Une source militaire syrienne a fait mention d'un « petit nombre de terroristes à Douma et Jobar [qui] ont tiré des obus contre des quartiers résidentiels de la capitale », sans toutefois qualifier l'incident d'une violation de la trêve en cours.

Même la Russie a décidé de suspendre ses frappes aériennes en Syrie afin d'éviter de toucher par erreur les rebelles syriens, l'une des parties prenantes à cette trêve avec les forces gouvernementales.

Là où la guerre se poursuit

Les zones contrôlées par le groupe armé État islamique (EI) et la branche syrienne d'Al-Qaïda, le Front Al-Nosra, sont toutefois exclues de l'entente russo-américaine, ce qui représente plus de 50 % du territoire syrien. 

C'est ce qui explique que des attentats ont également eu lieu dans la province d'Hama, où au moins six personnes ont été tuées dans deux attaques suicides survenues quelques heures après l'entrée en vigueur du cessez-le-feu à minuit, heure locale.

L'un des attentats, commis à Salamiya, a été revendiqué par l'EI sur Internet. « Cette attaque à la voiture piégée ne constitue pas une violation de la trêve, car elle s'est produite dans une zone où l'accord sur l'arrêt des hostilités ne s'applique pas », a précisé le représentant de l'Observatoire syrien des droits de l'homme, Rami Abdoulrahmane.

En rencontre samedi après-midi, le groupe de travail sur le cessez-le-feu en Syrie, piloté par les Russes et les Américains, a d'ailleurs dressé un « bilan positif » de la situation, appuyé par les Nations unies.

Et si?

La journée de samedi est « critique » pour la suite des choses, a affirmé le médiateur et envoyé spécial de l'ONU, Staffan de Mistura.

Si les parties prenantes respectent la trêve et si l'aide humanitaire continue d'être acheminée dans les zones assiégées, de nouveaux pourparlers de paix intersyriens pourraient être convoqués le 7 mars à Genève, a-t-il confirmé.

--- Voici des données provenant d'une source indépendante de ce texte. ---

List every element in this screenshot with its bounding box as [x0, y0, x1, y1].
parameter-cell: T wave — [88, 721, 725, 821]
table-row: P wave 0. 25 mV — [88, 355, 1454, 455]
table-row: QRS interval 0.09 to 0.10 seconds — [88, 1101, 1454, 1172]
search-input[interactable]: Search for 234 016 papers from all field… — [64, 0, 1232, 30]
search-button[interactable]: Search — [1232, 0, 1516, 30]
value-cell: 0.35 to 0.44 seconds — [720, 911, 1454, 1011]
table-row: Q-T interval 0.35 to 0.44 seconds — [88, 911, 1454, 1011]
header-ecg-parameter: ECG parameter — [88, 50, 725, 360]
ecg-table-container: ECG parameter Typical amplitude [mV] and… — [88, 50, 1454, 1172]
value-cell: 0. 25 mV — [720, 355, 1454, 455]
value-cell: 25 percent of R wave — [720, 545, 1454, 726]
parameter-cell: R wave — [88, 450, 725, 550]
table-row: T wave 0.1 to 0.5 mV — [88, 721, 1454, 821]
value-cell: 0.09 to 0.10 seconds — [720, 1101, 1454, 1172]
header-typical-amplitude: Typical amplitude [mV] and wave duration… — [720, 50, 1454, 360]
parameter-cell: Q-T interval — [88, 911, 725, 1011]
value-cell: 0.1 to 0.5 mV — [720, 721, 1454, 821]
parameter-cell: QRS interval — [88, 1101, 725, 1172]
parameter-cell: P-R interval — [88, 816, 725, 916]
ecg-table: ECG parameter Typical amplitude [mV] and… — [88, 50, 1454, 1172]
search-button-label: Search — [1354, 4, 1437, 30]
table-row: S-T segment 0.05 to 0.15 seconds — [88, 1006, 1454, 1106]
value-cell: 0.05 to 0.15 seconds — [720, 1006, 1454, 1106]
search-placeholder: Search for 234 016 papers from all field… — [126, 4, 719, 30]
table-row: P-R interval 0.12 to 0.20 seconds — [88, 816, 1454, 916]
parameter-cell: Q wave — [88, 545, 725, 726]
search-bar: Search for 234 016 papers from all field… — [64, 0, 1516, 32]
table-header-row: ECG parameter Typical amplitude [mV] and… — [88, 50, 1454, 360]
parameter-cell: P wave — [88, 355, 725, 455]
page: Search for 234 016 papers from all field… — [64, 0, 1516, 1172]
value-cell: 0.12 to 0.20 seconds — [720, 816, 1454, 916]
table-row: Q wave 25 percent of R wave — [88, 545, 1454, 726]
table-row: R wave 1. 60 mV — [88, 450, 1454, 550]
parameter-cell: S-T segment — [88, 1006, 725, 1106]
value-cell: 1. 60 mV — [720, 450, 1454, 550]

C'est la première fois en cinq ans qu'une cessation des hostilités est appliquée en Syrie, où le conflit a fait plus de 270 000 morts et déplacé plus de la moitié de la population.

Dans le quartier rebelle de Boustan Al-Qasr, à Alep, Abou Nadim, père de quatre enfants, a partagé son optimisme. « J'espère que la trêve durera [...] pour goûter à nouveau, même partiellement, à ce que nous avons vécu avant la guerre », a-t-il confié.

Un étudiant en médecine de 22 ans à Damas, Ammar Al-Rai, lui a fait écho. « Mes amis et moi sommes contents. C'est la première fois que je me réveille sans le son de l'artillerie », a-t-il confié.

Les armes se sont toutefois fait entendre à Tall Abyad, dans le nord du pays, où les forces kurdes, appuyées par l'aviation de la coalition internationale menée par les États-Unis, ont tenté de reprendre la ville des mains de l'EI.